I'm sending off Daniel's MWP post and Dana's carbon price post to Treehugger today - if anyone wants to have a go at this one, say so here as I think this is another good one for Treehugger and the paper is very new so I doubt it's been covered much yet.
Be careful here, I cannot find a journal where this has been submitted/peer-reviewed/published. Usually the journal is given in the arXiv abstract page, but this one doesn't mention any journal. ArXiv is not a peer-reviewed source. It's just a preprint server and it is being abused by some people to push non-peer-reviewed material as if they would be peer-reviewed. I'm not suggesting that this particular paper is bad - just to be careful.

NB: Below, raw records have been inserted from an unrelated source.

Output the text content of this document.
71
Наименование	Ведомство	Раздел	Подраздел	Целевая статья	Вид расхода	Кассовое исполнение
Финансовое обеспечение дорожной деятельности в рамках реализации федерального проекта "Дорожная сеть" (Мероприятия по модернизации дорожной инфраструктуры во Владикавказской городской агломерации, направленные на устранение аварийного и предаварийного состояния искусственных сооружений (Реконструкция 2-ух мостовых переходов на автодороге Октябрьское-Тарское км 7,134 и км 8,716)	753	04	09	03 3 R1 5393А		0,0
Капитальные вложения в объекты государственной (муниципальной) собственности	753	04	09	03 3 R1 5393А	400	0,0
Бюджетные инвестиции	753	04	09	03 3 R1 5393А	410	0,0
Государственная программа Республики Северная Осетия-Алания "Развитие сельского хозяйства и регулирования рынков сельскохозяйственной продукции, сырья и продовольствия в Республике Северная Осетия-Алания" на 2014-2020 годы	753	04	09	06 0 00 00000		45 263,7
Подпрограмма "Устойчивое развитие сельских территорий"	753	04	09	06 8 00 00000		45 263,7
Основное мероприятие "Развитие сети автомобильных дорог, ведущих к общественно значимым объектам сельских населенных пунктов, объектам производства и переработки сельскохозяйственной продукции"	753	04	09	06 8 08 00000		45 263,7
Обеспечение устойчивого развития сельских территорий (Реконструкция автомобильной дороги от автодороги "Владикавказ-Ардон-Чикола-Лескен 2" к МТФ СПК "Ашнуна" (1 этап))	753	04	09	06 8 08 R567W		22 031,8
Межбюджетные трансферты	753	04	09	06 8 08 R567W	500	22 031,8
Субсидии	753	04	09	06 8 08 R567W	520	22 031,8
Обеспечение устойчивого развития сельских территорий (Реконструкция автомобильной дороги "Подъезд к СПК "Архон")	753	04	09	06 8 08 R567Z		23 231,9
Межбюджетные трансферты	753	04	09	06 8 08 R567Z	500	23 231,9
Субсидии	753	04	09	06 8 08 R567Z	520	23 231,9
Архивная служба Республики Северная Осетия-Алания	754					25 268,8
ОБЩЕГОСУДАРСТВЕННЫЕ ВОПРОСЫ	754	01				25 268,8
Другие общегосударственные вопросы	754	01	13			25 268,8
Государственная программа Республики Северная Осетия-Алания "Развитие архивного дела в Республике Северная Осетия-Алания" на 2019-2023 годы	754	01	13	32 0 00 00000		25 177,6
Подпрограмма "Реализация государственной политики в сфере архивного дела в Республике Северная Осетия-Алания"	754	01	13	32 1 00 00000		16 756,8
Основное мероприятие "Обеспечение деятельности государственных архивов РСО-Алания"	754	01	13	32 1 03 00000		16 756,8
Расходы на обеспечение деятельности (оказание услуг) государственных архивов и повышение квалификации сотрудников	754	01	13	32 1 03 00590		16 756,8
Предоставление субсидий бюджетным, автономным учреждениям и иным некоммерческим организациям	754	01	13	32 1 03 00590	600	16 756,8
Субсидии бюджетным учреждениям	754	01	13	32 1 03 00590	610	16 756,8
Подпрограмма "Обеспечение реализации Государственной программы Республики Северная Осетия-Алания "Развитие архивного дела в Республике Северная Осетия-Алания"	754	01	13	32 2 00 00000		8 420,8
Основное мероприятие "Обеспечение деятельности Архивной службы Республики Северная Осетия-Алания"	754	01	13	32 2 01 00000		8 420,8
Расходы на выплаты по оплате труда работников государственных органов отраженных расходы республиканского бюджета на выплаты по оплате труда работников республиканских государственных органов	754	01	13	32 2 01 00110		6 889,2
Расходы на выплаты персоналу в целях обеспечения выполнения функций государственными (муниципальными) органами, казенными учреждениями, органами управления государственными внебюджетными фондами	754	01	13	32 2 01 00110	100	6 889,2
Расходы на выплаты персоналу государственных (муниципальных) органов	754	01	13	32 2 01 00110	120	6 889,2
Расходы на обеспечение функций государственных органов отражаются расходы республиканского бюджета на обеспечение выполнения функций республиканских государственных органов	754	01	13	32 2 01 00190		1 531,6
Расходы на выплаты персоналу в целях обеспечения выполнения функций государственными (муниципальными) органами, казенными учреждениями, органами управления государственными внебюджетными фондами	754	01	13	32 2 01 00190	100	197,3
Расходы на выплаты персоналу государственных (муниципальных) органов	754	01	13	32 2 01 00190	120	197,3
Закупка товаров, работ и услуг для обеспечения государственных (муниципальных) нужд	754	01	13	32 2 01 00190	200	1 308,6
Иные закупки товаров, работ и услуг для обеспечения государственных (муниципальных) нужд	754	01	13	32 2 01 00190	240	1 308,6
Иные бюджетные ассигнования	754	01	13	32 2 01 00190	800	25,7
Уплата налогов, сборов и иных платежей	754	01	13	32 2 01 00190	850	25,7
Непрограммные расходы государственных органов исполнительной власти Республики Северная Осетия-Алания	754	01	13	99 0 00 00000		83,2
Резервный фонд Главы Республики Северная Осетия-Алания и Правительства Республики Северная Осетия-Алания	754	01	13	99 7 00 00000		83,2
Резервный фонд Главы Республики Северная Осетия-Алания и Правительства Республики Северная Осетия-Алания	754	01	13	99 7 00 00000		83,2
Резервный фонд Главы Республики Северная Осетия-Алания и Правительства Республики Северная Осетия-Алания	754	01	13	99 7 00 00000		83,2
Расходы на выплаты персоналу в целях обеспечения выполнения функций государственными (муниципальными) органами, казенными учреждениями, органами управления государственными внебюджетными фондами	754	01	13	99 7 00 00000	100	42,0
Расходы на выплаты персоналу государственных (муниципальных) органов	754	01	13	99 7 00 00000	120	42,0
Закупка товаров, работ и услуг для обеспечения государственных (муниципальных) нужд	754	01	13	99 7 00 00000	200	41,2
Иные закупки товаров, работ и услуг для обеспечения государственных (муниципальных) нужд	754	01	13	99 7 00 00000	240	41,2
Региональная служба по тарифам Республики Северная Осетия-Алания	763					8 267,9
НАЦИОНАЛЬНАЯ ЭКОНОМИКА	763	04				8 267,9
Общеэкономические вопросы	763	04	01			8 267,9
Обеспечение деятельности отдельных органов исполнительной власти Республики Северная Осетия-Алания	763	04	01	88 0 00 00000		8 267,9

My impression is that it's a whole lot of math for a little bit of data.
Or, to quote Mark Twain:
"In the space of one hundred and seventy-six years the Lower Mississippi has shortened itself two hundred and forty-two miles. That is an average of a trifle over one mile and a third per year. Therefore, any calm person, who is not blind or idiotic, can see that in the Old Oolitic Silurian Period, just a million years ago next November, the Lower Mississippi River was upwards of one million three hundred thousand miles long, and stuck out over the Gulf of Mexico like a fishing-rod. And by the same token any person can see that seven hundred and forty-two years from now the Lower Mississippi will be only a mile and three-quarters long, and Cairo and New Orleans will have joined their streets together, and be plodding comfortably along under a single mayor and a mutual board of aldermen. There is something fascinating about science. One gets such wholesale returns of conjecture out of such a trifling investment of fact."